Machine learning for predicting maximum displacement in soil-pile-superstructure systems in laterally spreading ground

Extensive damage to pile-supported structures, often caused by earthquake-induced lateral spreading, has been reported frequently in numerous major earthquakes. To mitigate such damage, accurate prediction of the seismic behavior of the soil-pile-superstructure system (SPSS) has been extensively studied through experimental and numerical simulations. However, these methods typically require substantial time and high cost, making them challenging to adapt in practical engineering scenarios. This study successfully applied machine learning (ML) techniques to predict the maximum seismic response of the SPSS, offering a more efficient and flexible solution for engineers. Six ML algorithms were used: decision tree (DT), k-nearest neighbor (KNN), extreme gradient boosting (XGB), random forest (RF), artificial neural network (ANN), and Gaussian process regression (GPR). A detailed evaluation of these algorithms has shown that ML models can effectively predict the maximum displacement of both pile and soil.
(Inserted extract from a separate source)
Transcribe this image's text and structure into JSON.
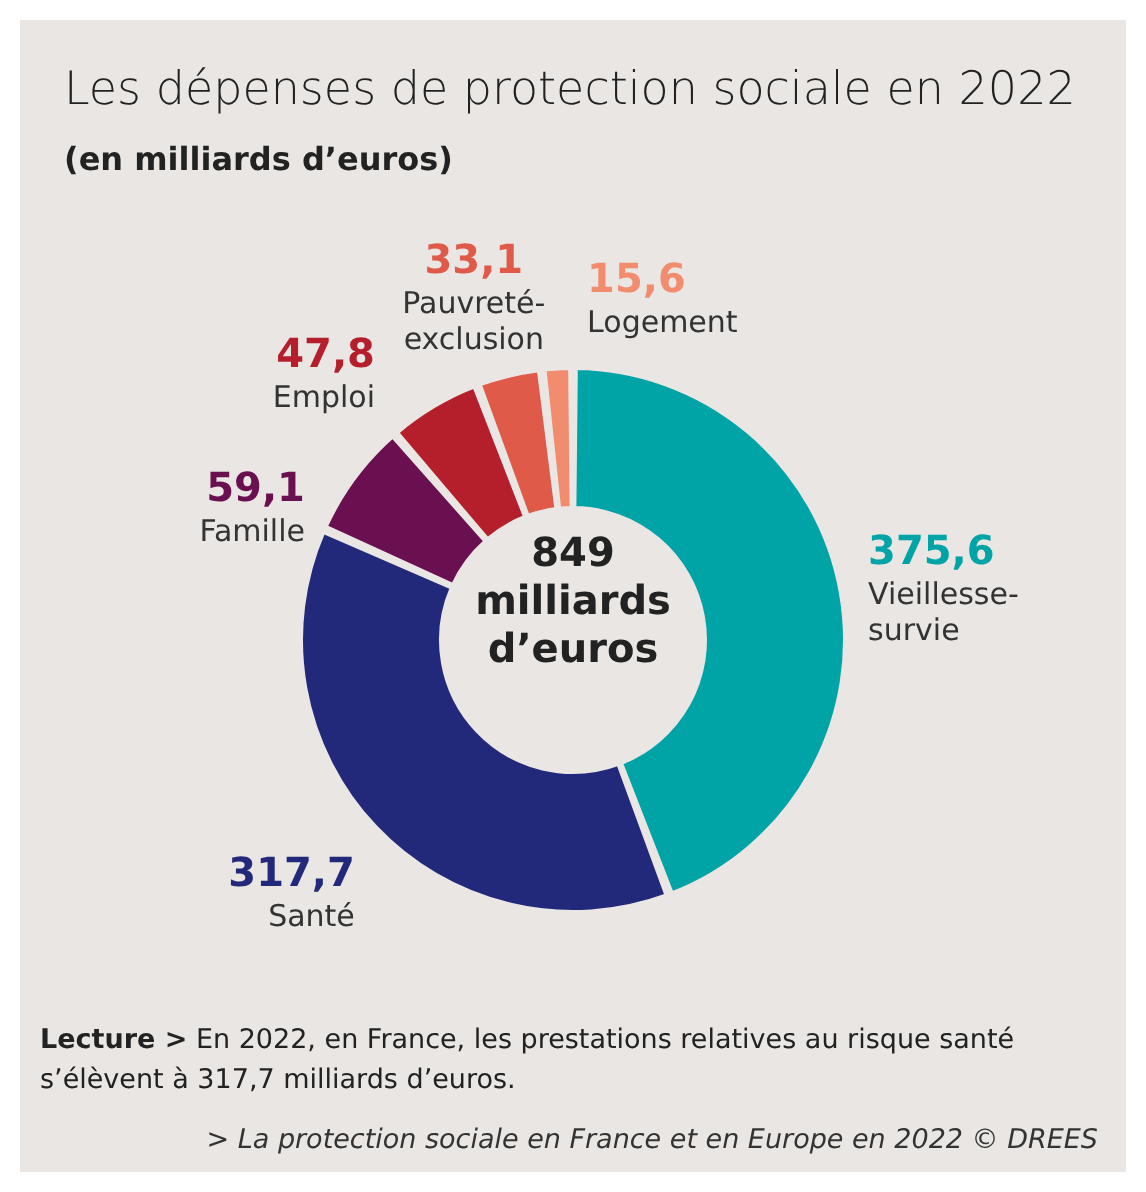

Notably, XGB outperformed other methods in terms of accuracy, stability, and efficiency. Furthermore, the study indicates that the velocity-dependent ground motion parameter, root mean square velocity (v_RMS), effectively represents the ground motion parameters for accurately predicting maximum pile-soil displacement. This study demonstrates the potential of ML in geotechnical earthquake engineering, establishing a basis for further applications and contributing to enhanced seismic design of pile-supported structures in liquefiable soils.